A nulla valgono le sollecitazioni ed i riconoscimenti all'opera preziosa
svolta nell'arco di un ventennio e l'invito del sindaco a "non insistere"
nelle dimissioni. Fortunato risponde con gli argomenti dei numeri. "Tutti
vedono e sanno - egli scrive -, che un'amministratore (sic) è in una
posizione falsissima quando, oltre avere un'(sic) ingente deficit di
cassa, ha davanti la prospettiva di aumentarlo piuttosto che diminuirlo;
ed in allora non ci resta che dimettersi". Lascia però aperto uno
spiraglio. "Se (n.) la S. V. avesse qualche buon suggerimento per poter
ancora sostenere la posizione almeno per qualche anno ancora, io ritirerei
subito la mia rinuncia da Direttore".
Ma proposte concrete non dovettero giungere se il 25 febbraio successivo,
alla fine di un'ampia e puntigliosa relazione finanziaria, Fortunato
dichiara di non chiedere nulla "all'Onorevole Municipio" per "il rimborso"
del suo credito, ma afferma di ritenere legalmente fondato il suo "diritto
di proprietà" su tutti "gli istrumenti, monture, leggii, musica e quant'altro"
si trova nella Scuola di Musica.

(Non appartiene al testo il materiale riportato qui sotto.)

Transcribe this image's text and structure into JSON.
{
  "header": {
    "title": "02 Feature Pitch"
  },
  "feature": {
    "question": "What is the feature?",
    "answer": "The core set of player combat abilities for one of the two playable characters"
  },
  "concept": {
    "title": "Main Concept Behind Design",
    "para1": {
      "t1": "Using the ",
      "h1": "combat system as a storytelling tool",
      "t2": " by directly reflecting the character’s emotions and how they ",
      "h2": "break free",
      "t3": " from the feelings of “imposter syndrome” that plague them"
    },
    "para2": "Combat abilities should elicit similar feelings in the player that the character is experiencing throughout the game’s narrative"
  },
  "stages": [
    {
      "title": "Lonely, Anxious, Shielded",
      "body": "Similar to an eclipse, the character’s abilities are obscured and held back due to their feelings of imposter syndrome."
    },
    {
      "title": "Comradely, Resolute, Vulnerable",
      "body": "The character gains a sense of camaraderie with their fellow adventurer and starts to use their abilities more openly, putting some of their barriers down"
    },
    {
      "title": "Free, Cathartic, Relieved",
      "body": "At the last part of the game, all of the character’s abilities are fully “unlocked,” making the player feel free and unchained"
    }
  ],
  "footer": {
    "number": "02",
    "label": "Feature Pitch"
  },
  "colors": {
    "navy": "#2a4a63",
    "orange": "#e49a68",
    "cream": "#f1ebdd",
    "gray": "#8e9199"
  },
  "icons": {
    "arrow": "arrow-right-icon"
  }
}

Questa volta non si tratta della solita
minaccia finalizzata a richiamare l'attenzione sui bisogni del corpo
filarmonico.
La parola conclusiva in questa vicenda che vede da un lato
l'amministrazione comunale, dall'altra il direttore del sodalizio, e in
posizione defilata, quasi irrilevante, il corpo dei bandisti (ma lo
ripetiamo è una prospettiva falsata dalla natura dei documenti che abbiamo
utilizzato), si trova in una lettera del 6 aprile 1891 nella quale Angelo
Fortunato ribadisce la propria deliberazione, risultando "assolutamente
impossibile" sostenere ulteriormente la gestione del sodalizio. "La
continuazione, al disimpegno delle attribuzioni della Scuola di Musica
locale, dopo le date dimissioni - egli scrive - potrebbe dar campo, e
giustamente, all'interpretazione che io avessi in animo di continuare
nell'incarico onorifico affidatomi; ma viceversa, è assolutamente
irrevocabile la mia decisione di cessare alla scadenza di mia nomina, che
è appunto alla fine del corrente anno".
Il debito di cassa supera ormai le 2.900 lire e a rendere la situazione
ancor più precaria si aggiungono "le dichiarazioni di alquanti socii
contribuenti, i quali, sebbene abbiano a suo tempo sottoscritta
l'obbligazione per offerta mensile pel triennio 1889 - 1891 in oggi mi
hanno fatto avvisare che pel corrente anno intendono di cessare a far
parte come socii contribuenti; per cui mentre nell'anno 1880 la
sottoscrizione offerte dei privati era di L. 850 (...) in seguito diminuì
mano mano, sino che pel corrente anno non ne tengo in nota che sole L.
414: salvo che siano tutte esigibili".